Pour Justin Bitakwira, la Constitution de la République a déjà réglé la question du mode d’accession au pouvoir. Il s’agit de la voie des urnes. Et pour qu’il y ait élection, seule la Ceni convoque le corps électoral. Sinon, pour les uns, il y a trois formes d’accession au pouvoir : le consensus, c’est-à-dire le compromis en d’autre terme, la démocratie ; l’insurrection populaire : « Il y a eu une insurrection populaire à laquelle nous avons assisté hier. A Ouagadougou, il y a plus ou moins deux millions d’habitants. Pour que Blaise Compaoré parte, il a fallu plus ou moins un millions d’habitants. Ici, nous avons plus ou moins 15 millions d’habitants. Si vous ne mobilisez pas plus au moins deux millions, ce que le soulèvement risque d’être incertain », déplore Justin Bitakwira, qui précise une fois de plus que la dernière forme d’accession au pouvoir, c’est la lutte armée. « Ce sont des amis que je connais qui organisent ces marches, mais je leur dis, il faut qu’ils sachent qu’ils ne sont pas les seuls à détenir le monopole de la violence. Normalement, les amis doivent comprendre qu’il faut s’asseoir autour d’une table pour trouver la solution », invite-t-il ses collègues à trouver solution aux problèmes congolais. Sinon, il déplore le fait que le facilitateur ne reconnait pas ceux qui ont constitué le front à l’intérieur pour le dialogue, plutôt opte-t-il pour les antis-dialogues. Dans ce cas, prenant l’image de deux femmes qui se disputaient un enfant, la vraie mère est celle qui n’a pas voulu voir son fils mourir, plutôt le confier à celle qui n’est pas la vraie mère, mais que l’enfant reste en vie. Inviter tous ses collègues de l’opposition de rejoindre la table du dialogue au lieu d’embraser le pays : « Le dialogue n’est pas pour Edem Kodjo, le dialogue est pour nous.
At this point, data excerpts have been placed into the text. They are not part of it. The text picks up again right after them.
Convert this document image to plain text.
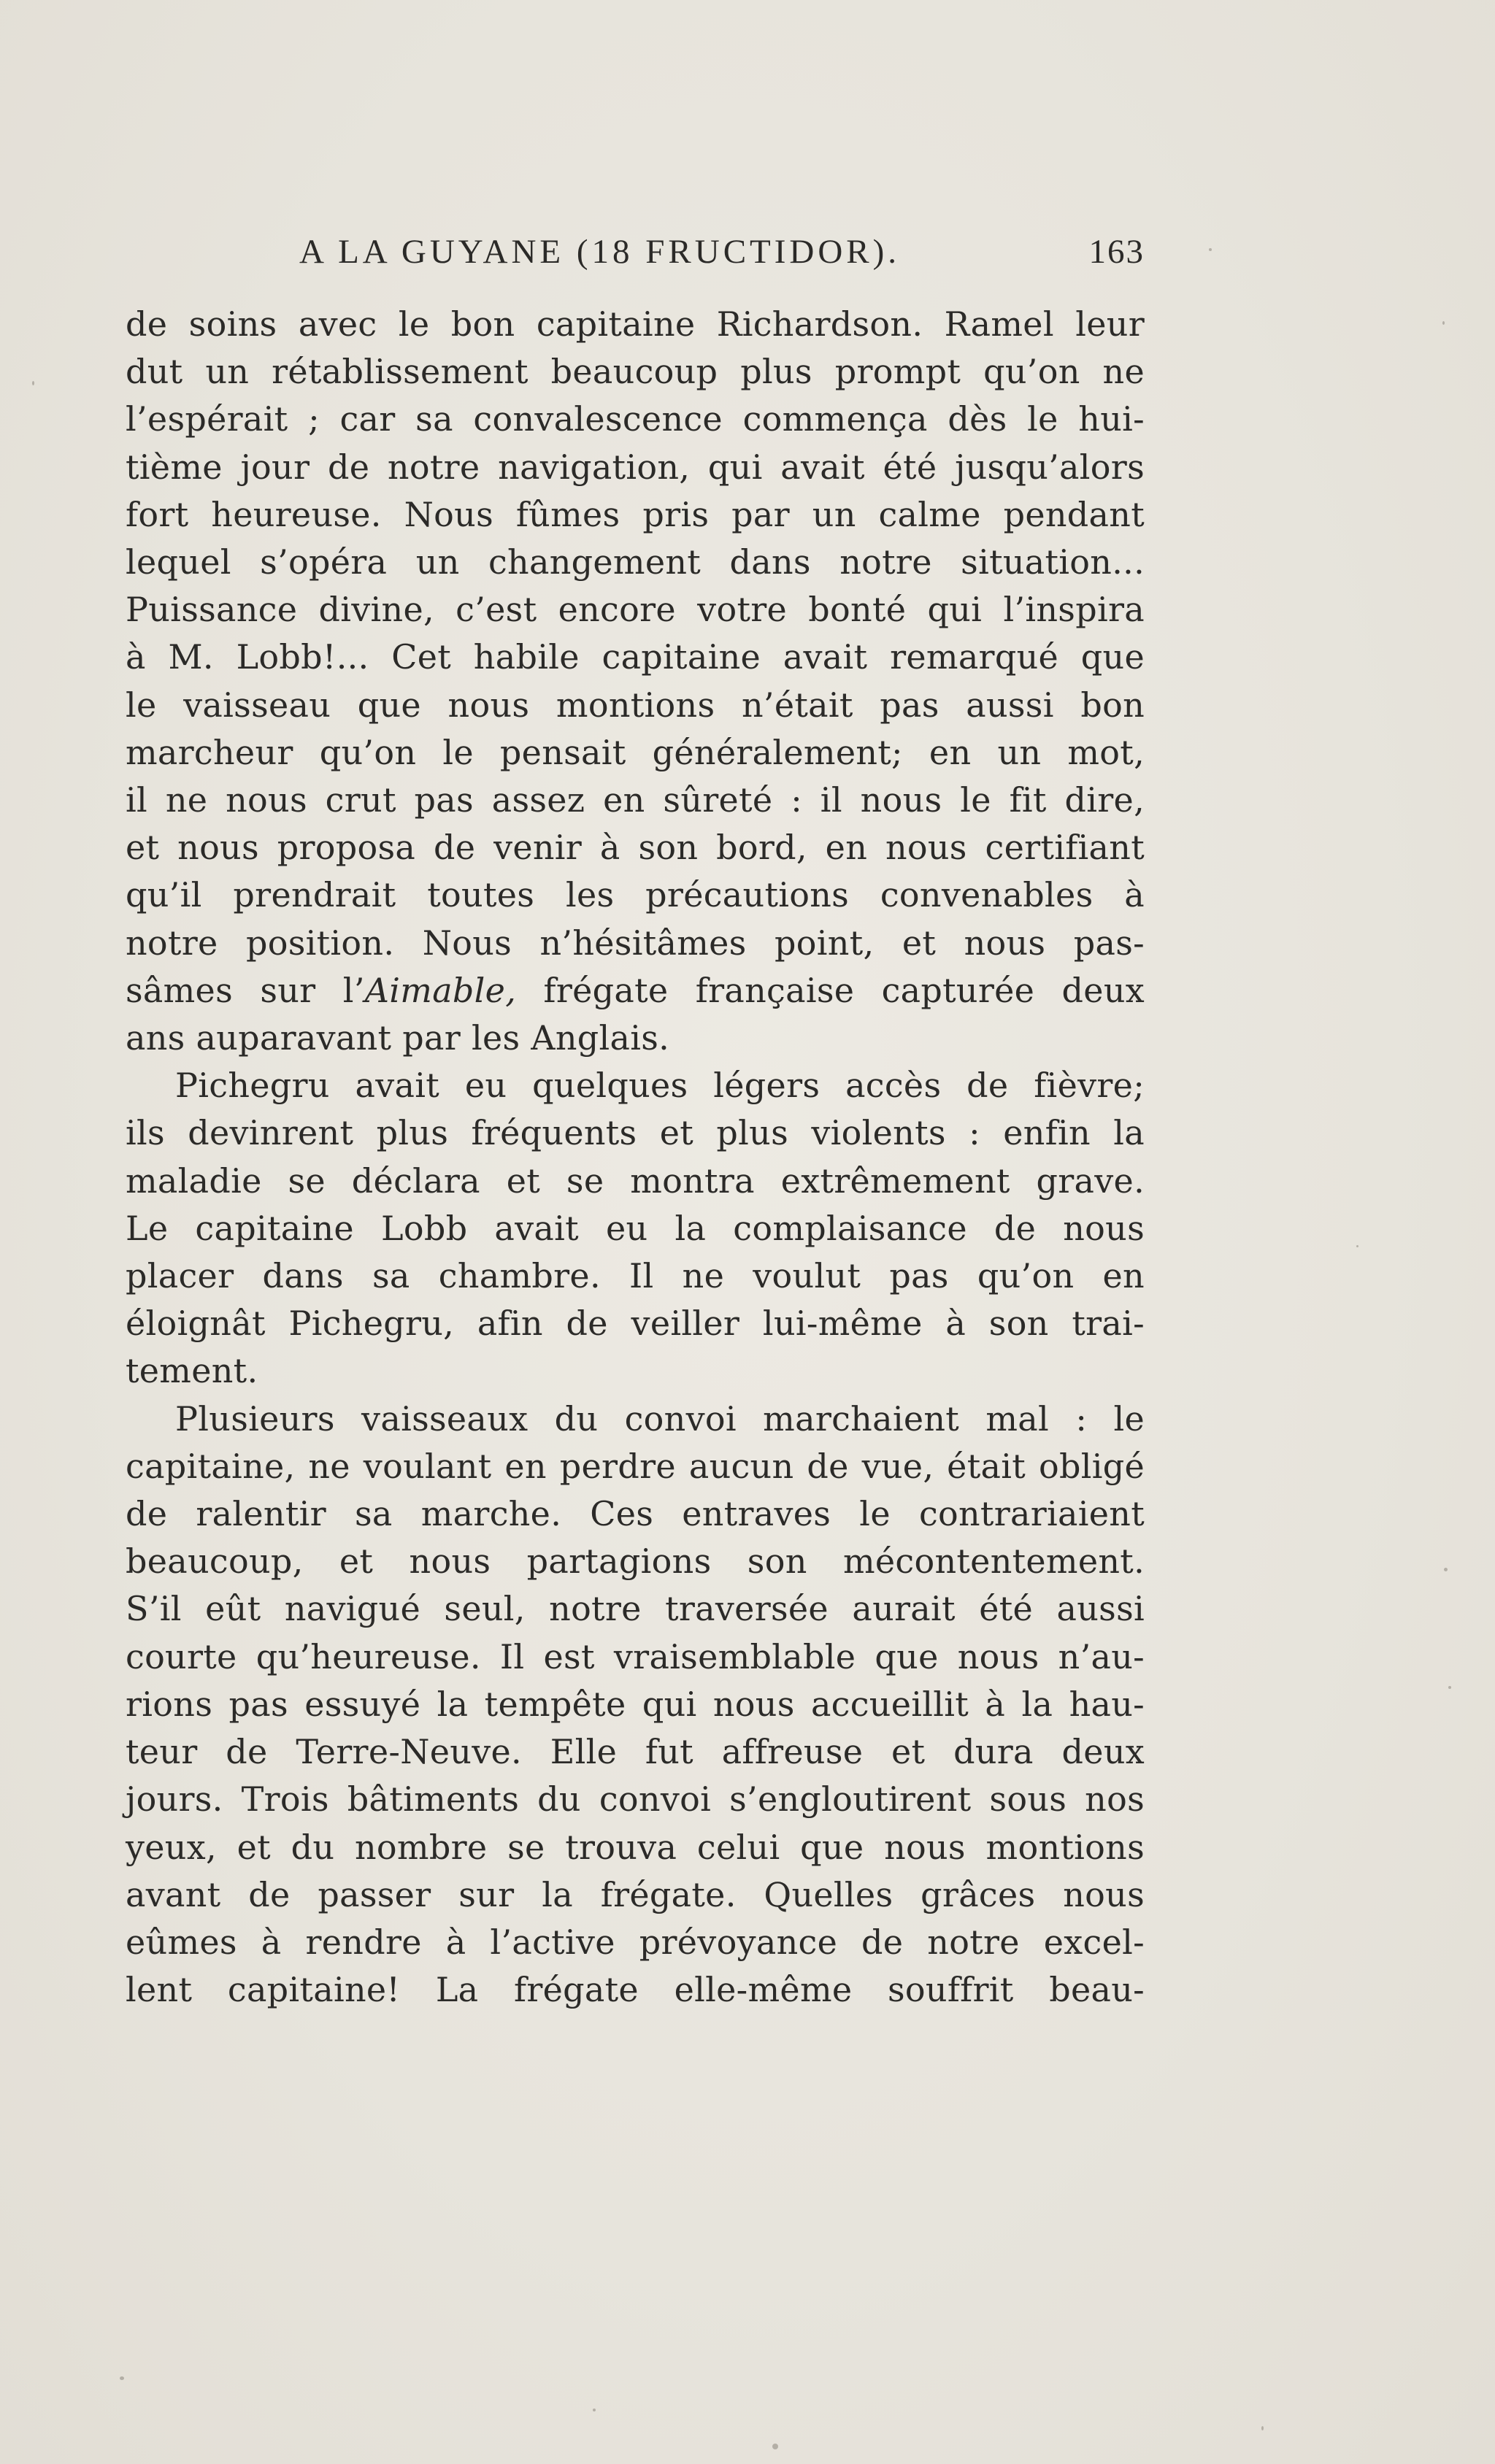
A LA GUYANE (18 FRUCTIDOR).	163

de soins avec le bon capitaine Richardson. Ramel leur

dut un rétablissement beaucoup plus prompt qu’on ne

l’espérait ; car sa convalescence commença dès le hui-

tième jour de notre navigation, qui avait été jusqu’alors

fort heureuse. Nous fûmes pris par un calme pendant

lequel s’opéra un changement dans notre situation...

Puissance divine, c’est encore votre bonté qui l’inspira

à M. Lobb!... Cet habile capitaine avait remarqué que

le vaisseau que nous montions n’était pas aussi bon

marcheur qu’on le pensait généralement; en un mot,

il ne nous crut pas assez en sûreté : il nous le fit dire,

et nous proposa de venir à son bord, en nous certifiant

qu’il prendrait toutes les précautions convenables à

notre position. Nous n’hésitâmes point, et nous pas-

sâmes sur l’Aimable, frégate française capturée deux

ans auparavant par les Anglais.

Pichegru avait eu quelques légers accès de fièvre;

ils devinrent plus fréquents et plus violents : enfin la

maladie se déclara et se montra extrêmement grave.

Le capitaine Lobb avait eu la complaisance de nous

placer dans sa chambre. Il ne voulut pas qu’on en

éloignât Pichegru, afin de veiller lui-même à son trai-

tement.

Plusieurs vaisseaux du convoi marchaient mal : le

capitaine, ne voulant en perdre aucun de vue, était obligé

de ralentir sa marche. Ces entraves le contrariaient

beaucoup, et nous partagions son mécontentement.

S’il eût navigué seul, notre traversée aurait été aussi

courte qu’heureuse. Il est vraisemblable que nous n’au-

rions pas essuyé la tempête qui nous accueillit à la hau-

teur de Terre-Neuve. Elle fut affreuse et dura deux

jours. Trois bâtiments du convoi s’engloutirent sous nos

yeux, et du nombre se trouva celui que nous montions

avant de passer sur la frégate. Quelles grâces nous

eûmes à rendre à l’active prévoyance de notre excel-

lent capitaine! La frégate elle-même souffrit beau-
Kodjo veut tuer ce dialogue, nous à l’ARCN nous disons, sauvons notre dialogue, gardons-le jalousement afin qu’il nous apporte des solutions aux problèmes », mentionne-t-il.

De la fin du mandat

Pour ceux qui pensent que le Président de la République qui arrive fin mandat ne peut rester au pouvoir, tandis que les autres qui pensent que par l’Arrêt de la Cour, le Président reste en fonction jusqu’à l’installation effective du nouveau Président élu, sur cette question, le chef de file de l’opposition citoyenne et Président national de l’Alliance pour la République et la Conscience Nationale ne cesse de prendre l’exemple de sa grand-mère lorsqu’elle lui dit : « Lorsque tu vois un voisin tisser une corde, toi aussi va tisser une autre peut-être je vais tenter de te ligoter. Je suis sûr que Kabila a déjà sa corde tissée, je demande à ceux qui disent qu’ils vont le chasser de tisser la leur. Mais, si leur corde est très légère, ils vont déchanter. En politique, il y a toujours la preuve de la force et Kabila n’a jamais dit que s’il y a quelqu’un de plus fort que lui, qu’il vienne le chasser. M’Zée a chassé Mobutu. Si Fayulu pense qu’il a la force de chasser Kabila, bravo, il va habiter le Palais de la Nation, mais si tu penses que ce que tu dis n’est pas ce que tu vas faire, autant te taire. C’est de la distraction », met-il en garde tous les rêveurs politiques.